Restoring to Larger Hard Drives

The following procedure can be used to restore a smaller hard drive to a larger hard drive; you simply end up with a large unused section at the end of the drive. You can then extend or reorganize your partitions to use the extra space inside the Knoppix environment. QTParted is available in Knoppix, and it works a lot like the well-known Partition Magic, automatically expanding and contracting partitions and filesystems as needed. At writing, QTParted does not support NTFS, so you need to expand any NTFS partitions manually. (You still need to do it inside Knoppix because you cannot expand a drive in Windows if it contains the swap file.) It's relatively simple, though.

This procedure works only if the partition you need to expand is the last (or only) partition on the hard drive. If there are any partitions after it, you will need to use a commercial solution such as Partition Magic (that is, until QTParted fully supports NTFS).

Use fdisk on the Knoppix CD to access the partition table on the new hard drive. Display the current partition table using the P key. Take note of the starting and ending cylinders of the partition you plan to extend, whether or not it is bootable, and the partition type. Also take note of the total number of cylinders in this hard drive and whether there are any partitions after the one you want to expand. If the partition you want to expand is not the last partition on the drive, you cannot use this procedure.

Delete the partition you plan to expand using the D key.

Use the N key to create a new partition starting with the same starting cylinder as the original cylinder and ending with the last cylinder on the drive, which you noted in Step 1.

If the partition in question was bootable, you'll need to make it bootable again. Do this by pressing the A key and entering the number of the partition in question.

You also need to set the partition type using the T key followed by the L key to list the partition types, and locate the hex code for the partition type you saw in Step 1. Specify the partition type using its hex code.

If you're sure you did all those steps correctly, write the partition table using the W key and exit fdisk. (If you're not sure, you can quit fdisk at this point without doing any damage.)

Run the ntfsresize command against the partition (for example, ntfsresize/dev/hda1). If you confirm you want it to do so, it will automatically grow the NTFS partition to the end of the drive. You're done!

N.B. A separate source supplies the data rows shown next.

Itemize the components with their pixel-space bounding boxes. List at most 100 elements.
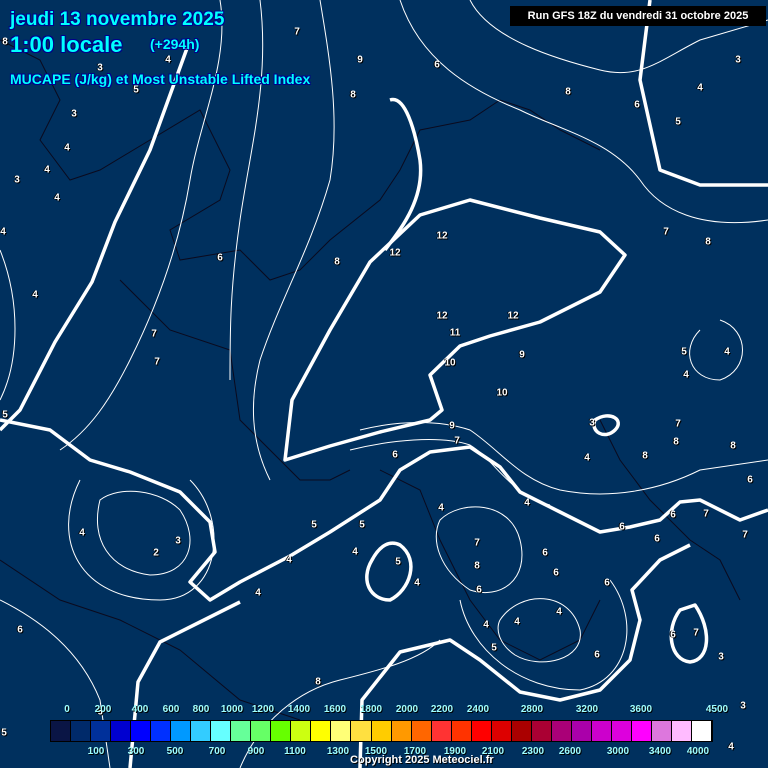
lifted-index-label: 10 [496, 387, 508, 399]
colorbar-bottom-label: 1700 [403, 746, 427, 757]
lifted-index-label: 6 [747, 474, 753, 486]
lifted-index-label: 7 [742, 529, 748, 541]
lifted-index-label: 3 [97, 62, 103, 74]
lifted-index-label: 5 [491, 642, 497, 654]
lifted-index-label: 5 [681, 346, 687, 358]
lifted-index-label: 4 [255, 587, 261, 599]
colorbar-swatch [231, 721, 252, 741]
lifted-index-label: 6 [17, 624, 23, 636]
colorbar-swatch [151, 721, 172, 741]
lifted-index-label: 4 [697, 82, 703, 94]
lifted-index-label: 12 [436, 310, 448, 322]
lifted-index-label: 3 [589, 417, 595, 429]
colorbar-swatch [511, 721, 532, 741]
lifted-index-label: 4 [352, 546, 358, 558]
coastlines [0, 39, 741, 721]
thick-contours [0, 0, 768, 768]
colorbar-swatch [451, 721, 472, 741]
colorbar-swatch [91, 721, 112, 741]
colorbar-bottom-label: 2300 [521, 746, 545, 757]
colorbar-top-label: 2000 [395, 704, 419, 715]
run-info-banner: Run GFS 18Z du vendredi 31 octobre 2025 [510, 6, 766, 26]
lifted-index-label: 8 [730, 440, 736, 452]
lifted-index-label: 8 [315, 676, 321, 688]
lifted-index-label: 4 [524, 497, 530, 509]
lifted-index-label: 3 [14, 174, 20, 186]
colorbar-bottom-label: 1100 [284, 746, 306, 757]
lifted-index-label: 3 [718, 651, 724, 663]
lifted-index-label: 6 [434, 59, 440, 71]
colorbar-top-label: 2200 [430, 704, 454, 715]
parameter-title: MUCAPE (J/kg) et Most Unstable Lifted In… [10, 71, 311, 87]
lifted-index-label: 3 [71, 108, 77, 120]
lifted-index-label: 5 [1, 727, 7, 739]
colorbar-swatch [291, 721, 312, 741]
colorbar-top-label: 1200 [251, 704, 275, 715]
colorbar-bottom-label: 1500 [364, 746, 388, 757]
lifted-index-label: 5 [395, 556, 401, 568]
lifted-index-label: 7 [663, 226, 669, 238]
colorbar-top-label: 2400 [466, 704, 490, 715]
lifted-index-label: 4 [165, 54, 171, 66]
lifted-index-label: 4 [0, 226, 6, 238]
lifted-index-label: 9 [519, 349, 525, 361]
lifted-index-label: 3 [740, 700, 746, 712]
colorbar-swatch [431, 721, 452, 741]
colorbar-top-label: 1000 [220, 704, 244, 715]
lifted-index-label: 4 [64, 142, 70, 154]
lifted-index-label: 12 [436, 230, 448, 242]
lifted-index-label: 7 [294, 26, 300, 38]
lifted-index-label: 6 [476, 584, 482, 596]
lifted-index-label: 9 [449, 420, 455, 432]
colorbar-bottom-label: 3000 [606, 746, 630, 757]
colorbar-top-label: 400 [131, 704, 149, 715]
lifted-index-label: 8 [2, 36, 8, 48]
lifted-index-label: 8 [705, 236, 711, 248]
lifted-index-label: 8 [474, 560, 480, 572]
lifted-index-label: 7 [154, 356, 160, 368]
lifted-index-label: 5 [133, 84, 139, 96]
colorbar-swatch [491, 721, 512, 741]
lifted-index-label: 5 [359, 519, 365, 531]
colorbar-swatch [211, 721, 232, 741]
colorbar-swatch [51, 721, 72, 741]
lifted-index-label: 4 [683, 369, 689, 381]
colorbar-swatch [111, 721, 132, 741]
colorbar [50, 720, 713, 742]
lifted-index-label: 4 [724, 346, 730, 358]
lifted-index-label: 7 [454, 435, 460, 447]
colorbar-top-label: 600 [162, 704, 180, 715]
lifted-index-label: 3 [175, 535, 181, 547]
thin-contours [0, 0, 768, 768]
lifted-index-label: 6 [670, 629, 676, 641]
lifted-index-label: 8 [334, 256, 340, 268]
colorbar-bottom-label: 700 [208, 746, 226, 757]
lifted-index-label: 7 [675, 418, 681, 430]
lifted-index-label: 4 [514, 616, 520, 628]
lifted-index-label: 12 [389, 247, 401, 259]
lifted-index-label: 10 [444, 357, 456, 369]
colorbar-swatch [611, 721, 632, 741]
lifted-index-label: 8 [565, 86, 571, 98]
colorbar-bottom-label: 300 [127, 746, 145, 757]
lifted-index-label: 5 [675, 116, 681, 128]
lifted-index-label: 6 [670, 509, 676, 521]
lifted-index-label: 7 [151, 328, 157, 340]
colorbar-swatch [251, 721, 272, 741]
lifted-index-label: 7 [703, 508, 709, 520]
lifted-index-label: 7 [693, 627, 699, 639]
lifted-index-label: 4 [54, 192, 60, 204]
colorbar-bottom-label: 2100 [481, 746, 505, 757]
colorbar-swatch [551, 721, 572, 741]
lifted-index-label: 4 [438, 502, 444, 514]
colorbar-swatch [371, 721, 392, 741]
lifted-index-label: 6 [604, 577, 610, 589]
forecast-time: 1:00 locale [10, 32, 123, 57]
colorbar-swatch [671, 721, 692, 741]
colorbar-swatch [531, 721, 552, 741]
forecast-date: jeudi 13 novembre 2025 [10, 9, 225, 30]
lifted-index-label: 5 [2, 409, 8, 421]
lifted-index-label: 11 [449, 327, 461, 339]
lifted-index-label: 6 [619, 521, 625, 533]
lifted-index-label: 2 [153, 547, 159, 559]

11.2.5. Step 5: Partition and Format the New Root Drive

The steps in the previous section restore both the MBR and the partition table, so there's no need to repartition the drive. All the partitions will already be created for you.

If you're using the live or alt-boot filesystem methods, you can also restore from a smaller drive to a larger drive. Additionally, you can rearrange partitions as you see fit.

11.2.5.1. Linux, FreeBSD, and Solaris X86

If you're using either the live or alt-boot filesystem methods, you now need to create filesystems on the drive using the mkfs command. You need the backed up fstab file to know which filesystem types each partition is supposed to have.

If you're using the alt-boot full image or alt-boot partition image methods, you don't need to worry about formatting the drive; it happens automatically when you restore from the image.

11.2.5.2. Windows

If you're using the alt-boot full image or alt-boot partition image methods, you don't need to worry about formatting the drive; it happens automatically when you restore from the image. If you're using the alt-boot filesystem method, the drive is automatically formatted when you restore using ntfsclone.

11.2.6. Step 6: Restore the OS to the New Root Drive

First, you must have access to the backed-up data. Our examples use an NFS directory. You may have to do one of the following:

Mount a ZIP or Jaz drive as a filesystem.
Install a second hard drive of equal or greater size.
Load network and NFS drivers, configure your network interface, and mount an NFS filesystem.
Load network and SMB/CIFS drivers, configure your network interface, and mount an SMB/CIFS filesystem.

Our example backups were sent to an NFS filesystem. The drivers and tools that were needed to do this are all available on Knoppix.